Nicole Silveira abriu a competição com 57s93, sua melhor marca pessoal na pista italiana. Na segunda tentativa, mostrou evolução técnica e baixou para 57s85, registrando a 10ª melhor descida da bateria. A consistência nas linhas e na condução do trenó manteve a brasileira próxima do bloco intermediário, onde as diferenças são mínimas.
A referência imediata é a britânica Amelia Coltman, nona colocada com 1min55s59. A margem inferior a dois décimos mantém o cenário completamente aberto para as duas descidas finais deste sábado (14), quando serão definidas as medalhas pela soma total dos quatro tempos.
Briga acirrada na parte de cima
A liderança parcial é da austríaca Janine Flock, que soma 1min54s48. Logo atrás aparecem as alemãs Susanne Kreher (1min54s52) e Jacqueline Pfeifer (1min54s61), consolidando a força do país na modalidade.
Outro nome de destaque é o da belga Kim Meylemans, esposa de Nicole e atual campeã geral da Copa do Mundo 2025/2026. Kim ocupa a oitava posição com 1min55s32 e também está inserida em um bloco de diferenças apertadas, mantendo-se na disputa direta por medalha.

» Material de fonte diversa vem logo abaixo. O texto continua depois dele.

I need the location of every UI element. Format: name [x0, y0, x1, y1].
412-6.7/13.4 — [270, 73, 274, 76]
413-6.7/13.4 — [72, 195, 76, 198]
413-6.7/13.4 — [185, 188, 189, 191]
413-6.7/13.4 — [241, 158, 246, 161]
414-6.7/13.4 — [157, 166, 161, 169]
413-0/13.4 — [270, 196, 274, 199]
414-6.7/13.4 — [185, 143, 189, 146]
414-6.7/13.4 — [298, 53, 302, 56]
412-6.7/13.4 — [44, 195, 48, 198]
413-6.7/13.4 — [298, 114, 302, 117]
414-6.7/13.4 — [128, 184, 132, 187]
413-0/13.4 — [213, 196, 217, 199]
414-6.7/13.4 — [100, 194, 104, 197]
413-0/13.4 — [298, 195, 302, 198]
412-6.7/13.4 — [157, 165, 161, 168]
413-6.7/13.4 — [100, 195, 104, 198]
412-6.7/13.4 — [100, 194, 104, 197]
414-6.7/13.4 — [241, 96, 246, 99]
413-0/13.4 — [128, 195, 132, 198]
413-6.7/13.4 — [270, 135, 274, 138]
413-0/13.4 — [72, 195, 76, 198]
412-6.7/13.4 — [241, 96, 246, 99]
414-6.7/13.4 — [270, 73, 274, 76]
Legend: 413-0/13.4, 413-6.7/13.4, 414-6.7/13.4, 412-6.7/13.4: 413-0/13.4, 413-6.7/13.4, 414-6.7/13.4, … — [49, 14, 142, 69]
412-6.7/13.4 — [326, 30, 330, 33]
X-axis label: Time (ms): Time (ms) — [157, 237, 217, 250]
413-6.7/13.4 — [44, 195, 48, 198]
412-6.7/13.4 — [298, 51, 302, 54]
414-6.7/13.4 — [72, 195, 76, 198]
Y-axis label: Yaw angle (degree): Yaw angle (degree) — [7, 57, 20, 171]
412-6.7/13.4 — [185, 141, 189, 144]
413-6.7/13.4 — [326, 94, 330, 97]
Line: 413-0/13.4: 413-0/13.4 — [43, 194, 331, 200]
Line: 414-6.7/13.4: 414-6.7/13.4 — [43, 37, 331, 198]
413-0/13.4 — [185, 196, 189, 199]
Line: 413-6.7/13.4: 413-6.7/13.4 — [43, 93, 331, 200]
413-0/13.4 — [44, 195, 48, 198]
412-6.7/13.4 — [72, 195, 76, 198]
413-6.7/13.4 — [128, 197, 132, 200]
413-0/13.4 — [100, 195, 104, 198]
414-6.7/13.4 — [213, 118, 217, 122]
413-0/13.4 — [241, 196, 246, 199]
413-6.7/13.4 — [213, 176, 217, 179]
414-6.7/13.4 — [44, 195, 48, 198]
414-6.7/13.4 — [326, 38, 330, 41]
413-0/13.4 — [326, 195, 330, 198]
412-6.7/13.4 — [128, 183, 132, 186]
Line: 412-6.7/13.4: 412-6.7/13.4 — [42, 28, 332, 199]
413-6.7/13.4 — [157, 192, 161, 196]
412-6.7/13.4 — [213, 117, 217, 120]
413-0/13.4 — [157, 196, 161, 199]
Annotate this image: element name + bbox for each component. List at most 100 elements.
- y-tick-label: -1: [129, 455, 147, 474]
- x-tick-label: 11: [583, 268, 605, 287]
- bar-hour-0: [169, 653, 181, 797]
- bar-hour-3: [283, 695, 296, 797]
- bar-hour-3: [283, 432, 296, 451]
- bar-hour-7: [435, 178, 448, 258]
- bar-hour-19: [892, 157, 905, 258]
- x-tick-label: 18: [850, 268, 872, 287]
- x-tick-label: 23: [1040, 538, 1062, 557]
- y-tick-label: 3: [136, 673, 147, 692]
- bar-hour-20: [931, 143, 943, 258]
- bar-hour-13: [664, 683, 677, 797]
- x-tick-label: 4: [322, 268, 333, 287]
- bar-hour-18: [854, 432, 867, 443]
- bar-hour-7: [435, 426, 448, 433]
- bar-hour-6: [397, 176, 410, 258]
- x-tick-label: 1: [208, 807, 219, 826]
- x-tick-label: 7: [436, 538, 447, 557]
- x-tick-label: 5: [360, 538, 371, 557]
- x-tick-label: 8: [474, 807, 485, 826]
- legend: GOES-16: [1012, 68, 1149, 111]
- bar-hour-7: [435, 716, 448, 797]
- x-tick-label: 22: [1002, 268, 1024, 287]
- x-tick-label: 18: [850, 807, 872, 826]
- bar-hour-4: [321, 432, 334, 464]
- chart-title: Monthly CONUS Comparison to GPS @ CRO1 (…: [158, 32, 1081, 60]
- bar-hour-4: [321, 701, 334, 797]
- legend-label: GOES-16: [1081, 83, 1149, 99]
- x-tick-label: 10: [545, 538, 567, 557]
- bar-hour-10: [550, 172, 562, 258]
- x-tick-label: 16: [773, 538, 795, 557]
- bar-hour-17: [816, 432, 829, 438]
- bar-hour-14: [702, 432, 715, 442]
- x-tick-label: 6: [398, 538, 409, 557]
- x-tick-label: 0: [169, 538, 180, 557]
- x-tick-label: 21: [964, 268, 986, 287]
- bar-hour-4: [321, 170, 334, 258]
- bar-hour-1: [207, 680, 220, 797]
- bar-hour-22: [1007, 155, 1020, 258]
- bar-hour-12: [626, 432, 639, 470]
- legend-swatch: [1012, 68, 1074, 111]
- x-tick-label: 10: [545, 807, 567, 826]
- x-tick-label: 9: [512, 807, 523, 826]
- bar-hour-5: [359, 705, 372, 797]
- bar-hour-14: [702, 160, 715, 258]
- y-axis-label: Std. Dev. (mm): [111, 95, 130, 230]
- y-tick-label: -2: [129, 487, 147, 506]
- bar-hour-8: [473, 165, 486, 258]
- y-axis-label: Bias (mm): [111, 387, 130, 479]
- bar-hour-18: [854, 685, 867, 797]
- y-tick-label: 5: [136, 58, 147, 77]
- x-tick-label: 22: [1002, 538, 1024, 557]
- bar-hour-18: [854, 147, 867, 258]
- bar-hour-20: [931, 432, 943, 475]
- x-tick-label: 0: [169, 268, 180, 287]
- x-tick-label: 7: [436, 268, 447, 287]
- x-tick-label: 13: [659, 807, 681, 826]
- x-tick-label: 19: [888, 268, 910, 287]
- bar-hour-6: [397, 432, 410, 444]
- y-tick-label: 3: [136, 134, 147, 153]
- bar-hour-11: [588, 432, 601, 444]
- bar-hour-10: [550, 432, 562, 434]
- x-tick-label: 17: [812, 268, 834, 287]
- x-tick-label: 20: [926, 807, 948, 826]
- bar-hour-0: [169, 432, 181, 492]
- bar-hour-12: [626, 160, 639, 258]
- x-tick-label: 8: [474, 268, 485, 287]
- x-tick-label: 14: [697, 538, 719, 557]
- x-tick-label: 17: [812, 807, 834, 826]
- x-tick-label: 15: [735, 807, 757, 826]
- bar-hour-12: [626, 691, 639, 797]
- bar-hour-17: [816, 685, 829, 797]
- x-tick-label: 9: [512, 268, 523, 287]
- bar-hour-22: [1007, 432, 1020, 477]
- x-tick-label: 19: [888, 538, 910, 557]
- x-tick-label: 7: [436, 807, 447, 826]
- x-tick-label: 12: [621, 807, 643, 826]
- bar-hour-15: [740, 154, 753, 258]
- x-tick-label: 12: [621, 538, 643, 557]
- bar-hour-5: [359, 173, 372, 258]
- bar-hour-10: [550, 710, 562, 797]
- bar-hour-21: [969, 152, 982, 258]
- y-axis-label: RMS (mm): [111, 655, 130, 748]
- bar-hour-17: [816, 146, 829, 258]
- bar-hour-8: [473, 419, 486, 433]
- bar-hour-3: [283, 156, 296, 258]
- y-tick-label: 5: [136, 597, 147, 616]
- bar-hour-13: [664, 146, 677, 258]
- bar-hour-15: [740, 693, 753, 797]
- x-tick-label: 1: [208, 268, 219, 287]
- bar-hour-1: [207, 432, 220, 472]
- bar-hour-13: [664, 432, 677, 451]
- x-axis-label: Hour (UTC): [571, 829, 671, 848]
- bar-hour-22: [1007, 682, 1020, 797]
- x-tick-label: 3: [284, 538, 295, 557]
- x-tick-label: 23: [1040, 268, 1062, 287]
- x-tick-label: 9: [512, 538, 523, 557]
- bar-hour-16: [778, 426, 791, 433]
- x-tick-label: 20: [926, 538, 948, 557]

A atual campeã olímpica, a alemã Hannah Neise, aparece na quarta colocação (1min54s85), reforçando o equilíbrio na parte alta da tabela.
Evolução no ciclo olímpico
Nicole chegou a Milano-Cortina embalada por um ciclo consistente. Em 2025, foi quarta colocada no Campeonato Mundial e conquistou o título pan-americano. Nas últimas duas temporadas, subiu três vezes ao pódio em etapas de Copa do Mundo, incluindo um terceiro lugar em St. Moritz, na Suíça. Na classificação geral desta temporada, terminou em 10º lugar.
Em Jogos Olímpicos de Inverno de Pequim 2022, Nicole foi 13ª colocada, resultado que permanece como o melhor do Brasil em esportes de gelo na história olímpica. Agora, ela já começa melhor posicionada do que na edição anterior e mantém viva a possibilidade de alcançar uma colocação ainda mais expressiva.